The biggest threat? Powdery mildew — a fungal disease that thrives at temperatures of 17–28°C with humidity of 40–80%. Once symptoms appear, sulfur treatment is too late. The challenge: how do you know to spray sulfur the day before mildew develops?
2The approach
I used multiple linear regression with the mean temperature in Bordeaux–Mérignac as the response variable, and the temperatures of four surrounding cities as predictors:
GEOGRAPHIC SETUP
Three of the predictor cities (Nantes, Limoges, Toulouse) sit roughly 230–355 km from Bordeaux in the cardinal directions. Pamplona was added as a southern proxy because no closer French station was available in the ECAD database.
- Training data: daily mean temperatures, 1 Jan 2017 – 31 Dec 2019 (1,095 days)
- Holdout data: 1 Sept 2020 – 31 Aug 2021 (used to validate the model)

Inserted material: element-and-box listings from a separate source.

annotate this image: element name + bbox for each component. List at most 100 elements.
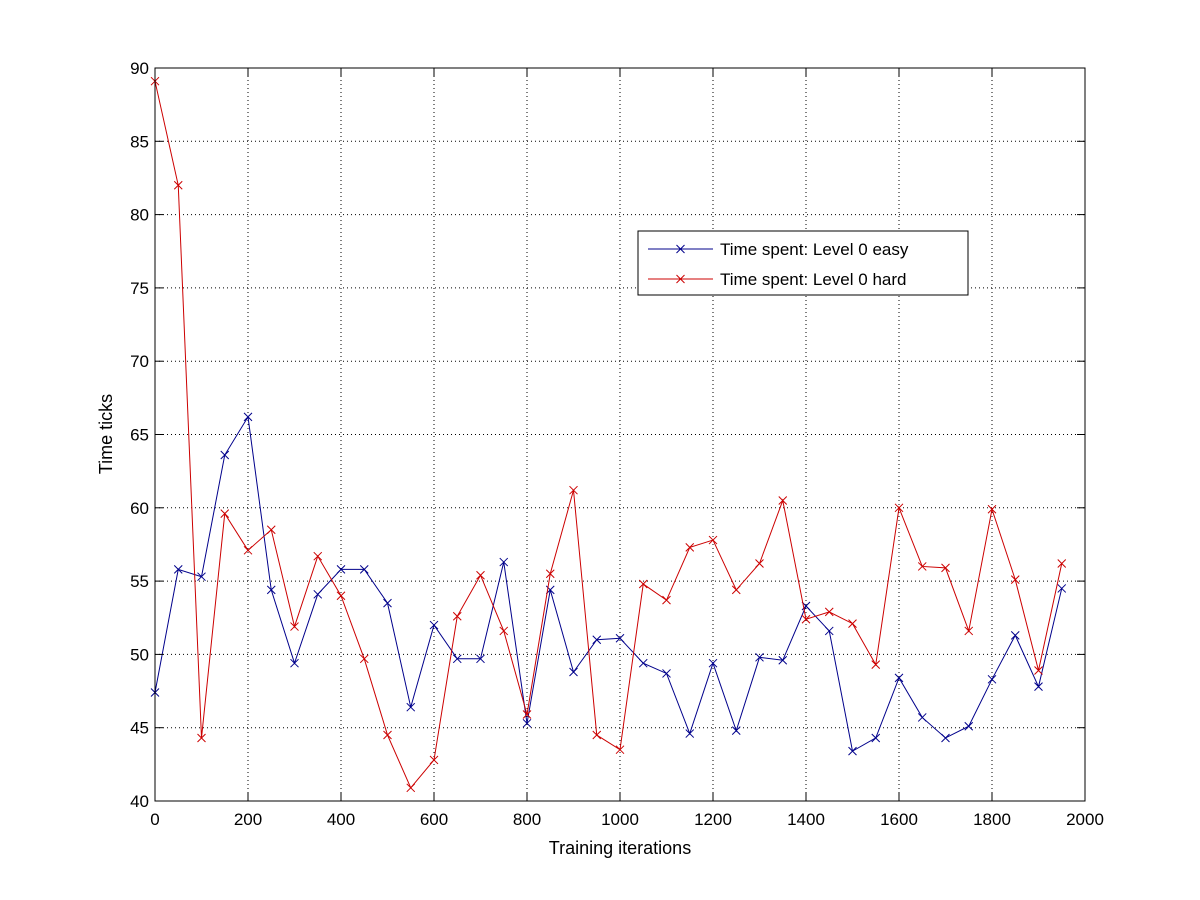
data-point-marker (731, 726, 741, 735)
y-tick-label: 90 (130, 59, 149, 78)
legend-label: Time spent: Level 0 easy (720, 240, 909, 259)
data-point-marker (638, 658, 648, 668)
data-point-marker (1034, 666, 1043, 675)
data-point-marker (359, 654, 369, 664)
data-point-marker (429, 755, 439, 765)
data-point-marker (290, 658, 299, 668)
y-tick-label: 55 (130, 572, 149, 591)
data-point-marker (871, 733, 881, 743)
data-point-marker (243, 545, 253, 555)
data-point-marker (1057, 584, 1067, 593)
data-point-marker (173, 180, 183, 190)
legend-marker-sample (676, 274, 685, 284)
data-point-marker (243, 412, 253, 422)
data-point-marker (755, 652, 764, 662)
data-point-marker (848, 619, 857, 628)
x-tick-label: 1800 (973, 810, 1011, 829)
data-point-marker (499, 557, 509, 567)
data-point-marker (290, 622, 299, 631)
data-point-marker (894, 673, 904, 683)
x-tick-label: 1000 (601, 810, 639, 829)
data-point-marker (569, 667, 578, 677)
legend: Time spent: Level 0 easy Time spent: Leve… (637, 230, 969, 296)
x-tick-label: 800 (513, 810, 541, 829)
data-point-marker (1010, 575, 1020, 584)
data-point-marker (871, 660, 881, 670)
data-point-marker (336, 591, 346, 601)
data-point-marker (941, 563, 950, 573)
x-tick-label: 200 (234, 810, 262, 829)
data-point-marker (592, 635, 602, 645)
grid-lines (155, 68, 1085, 801)
data-point-marker (662, 669, 671, 678)
data-point-marker (266, 525, 276, 535)
data-point-marker (824, 626, 834, 636)
y-tick-label: 50 (130, 645, 149, 664)
data-point-marker (894, 503, 904, 513)
data-point-marker (313, 589, 323, 599)
data-point-marker (941, 733, 950, 743)
data-point-marker (1057, 559, 1067, 568)
data-point-marker (685, 543, 695, 552)
data-point-marker (778, 496, 788, 505)
data-point-marker (406, 783, 416, 793)
data-point-marker (638, 579, 648, 589)
data-point-marker (917, 562, 927, 571)
data-point-marker (173, 565, 183, 574)
x-tick-label: 1600 (880, 810, 918, 829)
data-point-marker (522, 710, 532, 719)
legend-label: Time spent: Level 0 hard (720, 270, 906, 289)
axis-ticks: 0 200 400 600 800 1000 1200 1400 1600 1800 2000 40 4… (130, 59, 1104, 829)
data-point-marker (708, 535, 718, 545)
data-point-marker (569, 485, 578, 495)
x-tick-label: 400 (327, 810, 355, 829)
data-point-marker (197, 733, 206, 743)
series-layer (150, 76, 1067, 793)
data-point-marker (406, 702, 416, 712)
series-line (154, 415, 1063, 752)
data-point-marker (220, 509, 230, 519)
data-point-marker (313, 551, 323, 561)
legend-box (637, 230, 969, 296)
data-point-marker (499, 626, 509, 636)
y-tick-label: 75 (130, 279, 149, 298)
data-point-marker (429, 620, 439, 630)
data-point-marker (266, 585, 276, 595)
data-point-marker (708, 658, 718, 668)
data-point-marker (383, 598, 392, 608)
x-tick-label: 1400 (787, 810, 825, 829)
data-point-marker (1010, 630, 1020, 640)
data-point-marker (731, 585, 741, 595)
y-tick-label: 40 (130, 792, 149, 811)
data-point-marker (1034, 682, 1043, 692)
data-point-marker (824, 607, 834, 617)
series-group-1 (150, 76, 1067, 793)
data-point-marker (615, 633, 625, 643)
data-point-marker (220, 450, 230, 460)
y-tick-label: 60 (130, 499, 149, 518)
data-point-marker (987, 504, 997, 514)
y-axis-title: Time ticks (96, 394, 116, 474)
data-point-marker (917, 713, 927, 722)
data-point-marker (848, 746, 857, 756)
y-tick-label: 85 (130, 132, 149, 151)
data-point-marker (778, 655, 788, 665)
y-tick-label: 45 (130, 719, 149, 738)
data-point-marker (545, 569, 555, 579)
x-tick-label: 600 (420, 810, 448, 829)
data-point-marker (197, 572, 206, 582)
data-point-marker (662, 595, 671, 605)
legend-marker-sample (676, 244, 685, 254)
y-tick-label: 70 (130, 352, 149, 371)
x-tick-label: 1200 (694, 810, 732, 829)
data-point-marker (476, 570, 485, 580)
x-tick-label: 2000 (1066, 810, 1104, 829)
data-point-marker (592, 730, 602, 740)
data-point-marker (964, 721, 974, 731)
x-tick-label: 0 (150, 810, 159, 829)
data-point-marker (336, 565, 346, 574)
data-point-marker (476, 654, 485, 664)
data-point-marker (615, 745, 625, 755)
data-point-marker (383, 730, 392, 740)
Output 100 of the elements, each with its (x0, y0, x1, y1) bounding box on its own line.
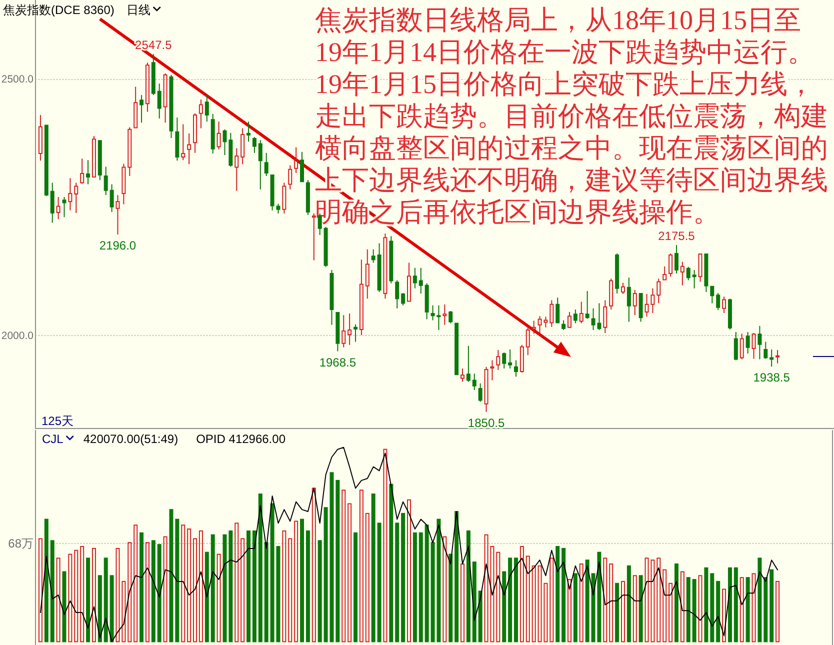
bar (532, 565, 536, 642)
annotation: 1968.5 (319, 355, 356, 370)
bar (282, 530, 286, 642)
bar (567, 579, 572, 642)
bar (134, 524, 138, 642)
bar (110, 575, 114, 642)
annotation: 横向盘整区间的过程之中。现在震荡区间的 (315, 133, 828, 163)
candlestick (246, 121, 251, 142)
bar (632, 575, 637, 642)
bar (686, 577, 690, 642)
candlestick (110, 184, 114, 212)
candlestick (460, 368, 464, 382)
candlestick (508, 348, 512, 369)
bar (520, 546, 524, 642)
candlestick (424, 282, 429, 320)
bar (609, 563, 614, 642)
bar (758, 558, 762, 642)
candlestick (336, 312, 340, 352)
bar (526, 556, 530, 642)
bar (222, 534, 227, 642)
bar (377, 522, 382, 642)
candlestick (567, 312, 572, 328)
bar (306, 530, 310, 642)
candlestick (496, 350, 500, 371)
candlestick (383, 233, 388, 300)
bar (662, 569, 667, 642)
bar (626, 565, 631, 642)
candlestick (324, 226, 328, 268)
candlestick (210, 113, 215, 154)
bar (448, 554, 453, 642)
candlestick (389, 236, 394, 284)
bar (383, 448, 388, 642)
bar (638, 575, 643, 642)
candlestick (50, 182, 54, 224)
bar (198, 530, 203, 642)
bar (776, 580, 780, 642)
bar (734, 567, 738, 642)
candlestick (615, 253, 620, 294)
candlestick (234, 148, 239, 192)
bar (288, 538, 292, 642)
candlestick (442, 304, 447, 326)
candlestick (412, 267, 417, 289)
bar (740, 577, 744, 642)
annotation: 2175.5 (658, 229, 696, 244)
candlestick (354, 324, 358, 342)
bar (412, 532, 417, 642)
annotation: 19年1月14日价格在一波下跌趋势中运行。 (315, 37, 814, 67)
bar (92, 548, 96, 642)
candlestick (348, 313, 352, 346)
bar (466, 530, 470, 642)
candlestick (728, 298, 732, 330)
chart-title: CJL (42, 432, 64, 446)
bar (336, 480, 340, 642)
bar (550, 558, 554, 642)
candlestick (632, 289, 637, 316)
bar (228, 530, 233, 642)
candlestick (151, 54, 156, 96)
bar (246, 530, 251, 642)
candlestick (752, 332, 756, 360)
annotation: 2196.0 (99, 238, 136, 253)
bar (354, 532, 358, 642)
candlestick (264, 152, 268, 177)
bar (210, 534, 215, 642)
candlestick (764, 341, 768, 360)
candlestick (312, 212, 316, 261)
bar (74, 550, 78, 642)
candlestick (520, 344, 524, 374)
candlestick (92, 136, 96, 178)
candlestick (514, 360, 518, 378)
candlestick (550, 300, 554, 328)
bar (122, 580, 126, 642)
candlestick (686, 266, 690, 281)
bar (50, 540, 54, 642)
bar (342, 490, 346, 642)
candlestick (44, 124, 48, 197)
candlestick (722, 296, 726, 314)
bar (98, 575, 102, 642)
candlestick (377, 242, 382, 292)
bar (44, 518, 48, 642)
bar (752, 573, 756, 642)
candlestick (770, 348, 774, 368)
candlestick (216, 121, 221, 150)
candlestick (407, 262, 411, 302)
bar (216, 554, 221, 642)
candlestick (157, 83, 162, 120)
candlestick (365, 248, 370, 300)
candlestick (204, 94, 209, 122)
bar (318, 540, 322, 642)
candlestick (466, 345, 470, 382)
bar (692, 579, 696, 642)
candlestick (169, 74, 174, 139)
candlestick (401, 292, 406, 306)
bar (116, 548, 120, 642)
candlestick (80, 158, 84, 184)
candlestick (294, 146, 298, 174)
bar (556, 546, 560, 642)
annotation: 1850.5 (468, 416, 505, 430)
candlestick (776, 350, 780, 364)
candlestick (134, 86, 138, 129)
bar (359, 490, 364, 642)
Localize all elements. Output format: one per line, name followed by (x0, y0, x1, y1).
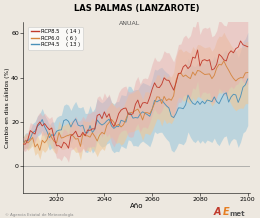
Text: met: met (230, 211, 245, 217)
Title: LAS PALMAS (LANZAROTE): LAS PALMAS (LANZAROTE) (74, 4, 199, 13)
Text: ANUAL: ANUAL (119, 21, 141, 26)
Text: © Agencia Estatal de Meteorología: © Agencia Estatal de Meteorología (5, 213, 74, 217)
Legend: RCP8.5    ( 14 ), RCP6.0    ( 6 ), RCP4.5    ( 13 ): RCP8.5 ( 14 ), RCP6.0 ( 6 ), RCP4.5 ( 13… (28, 27, 83, 49)
Text: A: A (213, 207, 221, 217)
Text: E: E (222, 207, 229, 217)
Y-axis label: Cambio en dias cálidos (%): Cambio en dias cálidos (%) (4, 67, 10, 148)
X-axis label: Año: Año (130, 203, 143, 209)
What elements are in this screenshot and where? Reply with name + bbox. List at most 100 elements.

- Source: ECAD (European Climate Assessment & Dataset)
3The model
The fitted regression coefficients on the training set:
| Variable | Coefficient | p-value |
|---|---|---|
| Intercept | 13.86 | 0.000 |
| Nantes (NW) | 0.278 | 0.000 |
| Limoges (NE) | 0.299 | 0.000 |
| Toulouse (SE) | 0.398 | 0.000 |
| Pamplona (S) | 0.0004 | ~1.0 |
The three French cities each had p < 0.001 — strong statistical significance. Pamplona's coefficient was effectively zero with p ≈ 1, confirming what intuition would suggest: a Spanish city across the Pyrenees adds almost no predictive value compared to the closer French neighbors.
4Validation
To check if the model would generalize, I ran the same analysis on the held-out 2020–21 data. Plotting predicted vs actual temperatures (Pamplona on x-axis as the example variable):
BORDEAUX — PREDICTED vs ACTUAL TEMPERATURE
The red and blue dots track each other closely, hugging the regression line throughout. The standard error stayed below ~10 (in tenths of a degree), and Adjusted R² remained at 0.97.